About half way through Veghel a Lt., standing in a building doorway, asked if he could help. I said, “yes” and he got on the jeep too. Just as we passed the last building on the north side of Veghel, we heard a tank to the north of us. It sounded as if it was coming toward us, so we stopped the jeep, unhooked the 6 pounder Anti Tank gun, we used a British 6pounder gun because the trails fit into the gliders better than the American 57mm did, turned it toward the noise, and spread the trails on the tarmac. By then, the tank was in sight, some 200 to 300 yards away and was turning to its right. I do not know, but I thought that maybe the gun turret was not working properly and they were turning the tank so they could fire in our direction.
Just as the tank was broadside to us, Rogie Roberts fired our gun, with Capt Gueymard sighting. Since our gun’s trails were not dug in, or weighted down, the gun jumped from the pavement and broke Roberts’ knee. His shot had hit the tank in the belly, just between the tracks. The tank burst into flames and some one came out of the top. Gueymard jumped across the trails and fired two more rounds, each hitting the side of the tank.
The Lt., we had picked up was a glider pilot. He had taken in some of the 82nd Div. and was working his way back toward England. Many years later he was able to locate me and I found out who he was. His name was Lt. Thos. Berry. At the time of the battle, we were too busy to ask questions or introduce ourselves. Now, I do not know if the tank was an M4 or M5.

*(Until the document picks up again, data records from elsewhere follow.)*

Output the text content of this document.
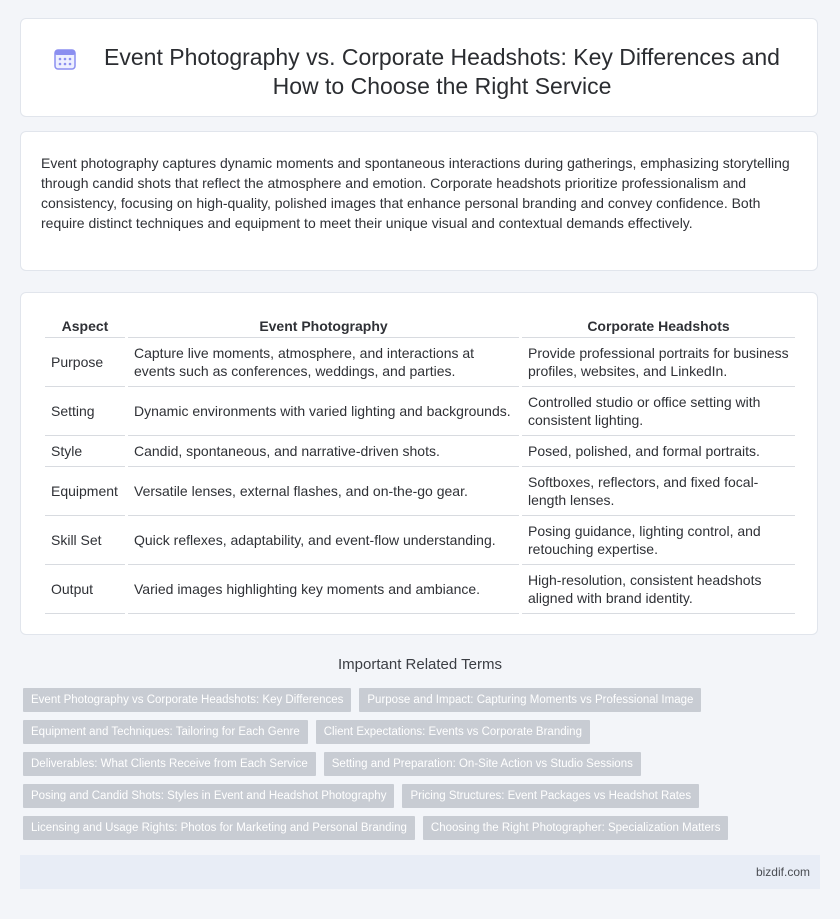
Event Photography vs. Corporate Headshots: Key Differences and How to Choose the Right Service
Event photography captures dynamic moments and spontaneous interactions during gatherings, emphasizing storytelling through candid shots that reflect the atmosphere and emotion. Corporate headshots prioritize professionalism and consistency, focusing on high-quality, polished images that enhance personal branding and convey confidence. Both require distinct techniques and equipment to meet their unique visual and contextual demands effectively.
Aspect	Event Photography	Corporate Headshots
Purpose	Capture live moments, atmosphere, and interactions at events such as conferences, weddings, and parties.	Provide professional portraits for business profiles, websites, and LinkedIn.
Setting	Dynamic environments with varied lighting and backgrounds.	Controlled studio or office setting with consistent lighting.
Style	Candid, spontaneous, and narrative-driven shots.	Posed, polished, and formal portraits.
Equipment	Versatile lenses, external flashes, and on-the-go gear.	Softboxes, reflectors, and fixed focal-length lenses.
Skill Set	Quick reflexes, adaptability, and event-flow understanding.	Posing guidance, lighting control, and retouching expertise.
Output	Varied images highlighting key moments and ambiance.	High-resolution, consistent headshots aligned with brand identity.
Important Related Terms
Event Photography vs Corporate Headshots: Key Differences	Purpose and Impact: Capturing Moments vs Professional Image
Equipment and Techniques: Tailoring for Each Genre	Client Expectations: Events vs Corporate Branding
Deliverables: What Clients Receive from Each Service	Setting and Preparation: On-Site Action vs Studio Sessions
Posing and Candid Shots: Styles in Event and Headshot Photography	Pricing Structures: Event Packages vs Headshot Rates
Licensing and Usage Rights: Photos for Marketing and Personal Branding	Choosing the Right Photographer: Specialization Matters
bizdif.com
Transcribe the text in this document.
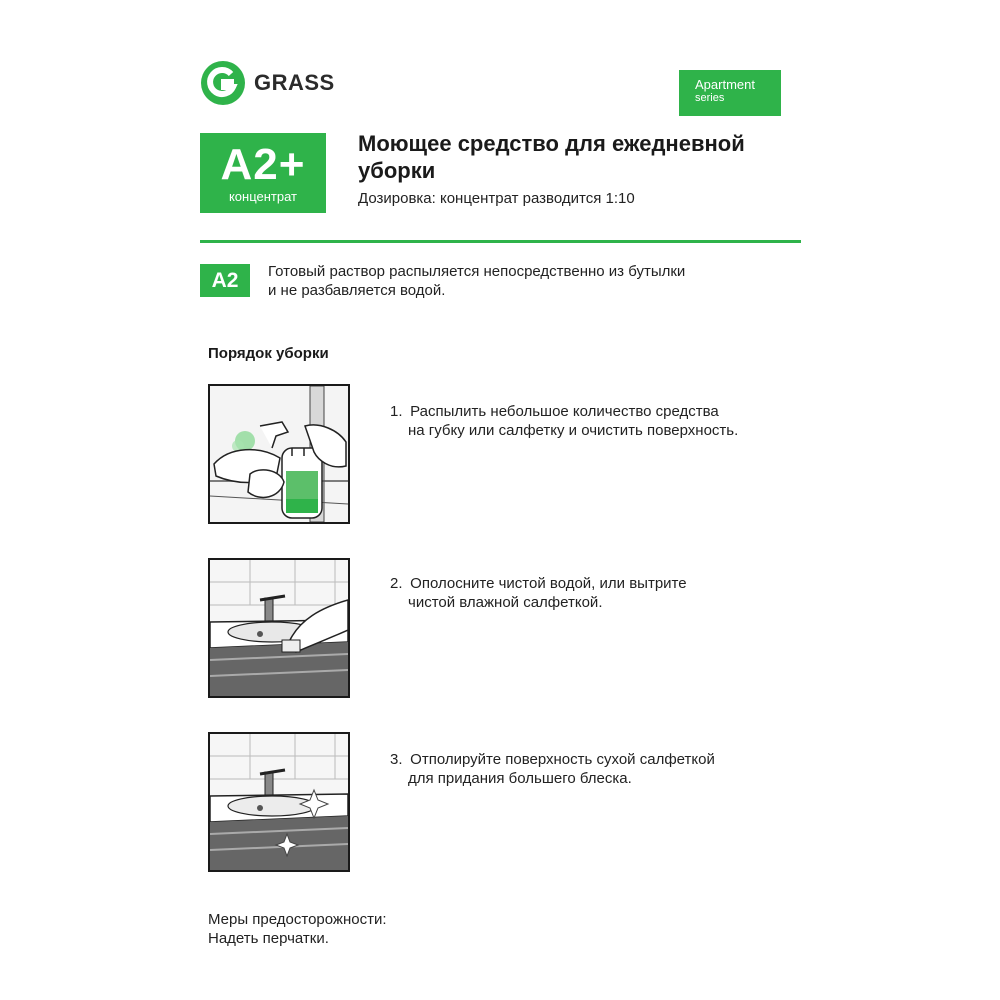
GRASS	Apartment
series
A2+
концентрат
Моющее средство для ежедневной
уборки
Дозировка: концентрат разводится 1:10
A2	Готовый раствор распыляется непосредственно из бутылки
и не разбавляется водой.
Порядок уборки
1. Распылить небольшое количество средства
на губку или салфетку и очистить поверхность.
2. Ополосните чистой водой, или вытрите
чистой влажной салфеткой.
3. Отполируйте поверхность сухой салфеткой
для придания большего блеска.
Меры предосторожности:
Надеть перчатки.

I know there has been some debate about this action. The 327th Glider Inf. had people on the west side of the highway and were manning a 37 mm gun. The holes in the tank, as was confirmed when I saw it later, were 57 mm holes. I know there were paratroopers on the east side of the road, as I went there soon after the tank was knocked out and I was able to quickly get everyone to stop firing. All was quiet as there were no other enemy attacking.
I returned to Div Hdqs and told Gen. McAuliffe that we had gotten the tank and the road was open. I think I had been gone about an hour. That was a favorite story of the General long after the war was over.
On 19 December 1944 the Batallion moved to Bastogne, Belgium with the Division. Again the Batteries gave support to the Infantry Regiments, except for a period of some five days when the AA Batteries were again used against night bombing of Bastogne. After leaving Bastogne there was limited action until the war ended. At that time, the Batallion was assigned occupation duty in the Tamsweig area of Austria, southeast of Berchestgaden.
After a month in this area, the Division and the Batallion moved to Auxerre, France to receive replacements for men who had enough service points to allow them to be sent home. After Japan surrendered the Division was deactiveated. When the 101st AirborneDivision was reactivated as the 101st Air Assault Division, the 2nd/44th Artillery Regiment took their history from the 81st Airborne AA Batallion.
Submitted by Col. X B Cox, Jr., CO of 81st Airborne AA Batallion from 25 March 1944 until November 1945, having been in the Batallion since it was organized at Camp Claiborne, LA. in August of 1942.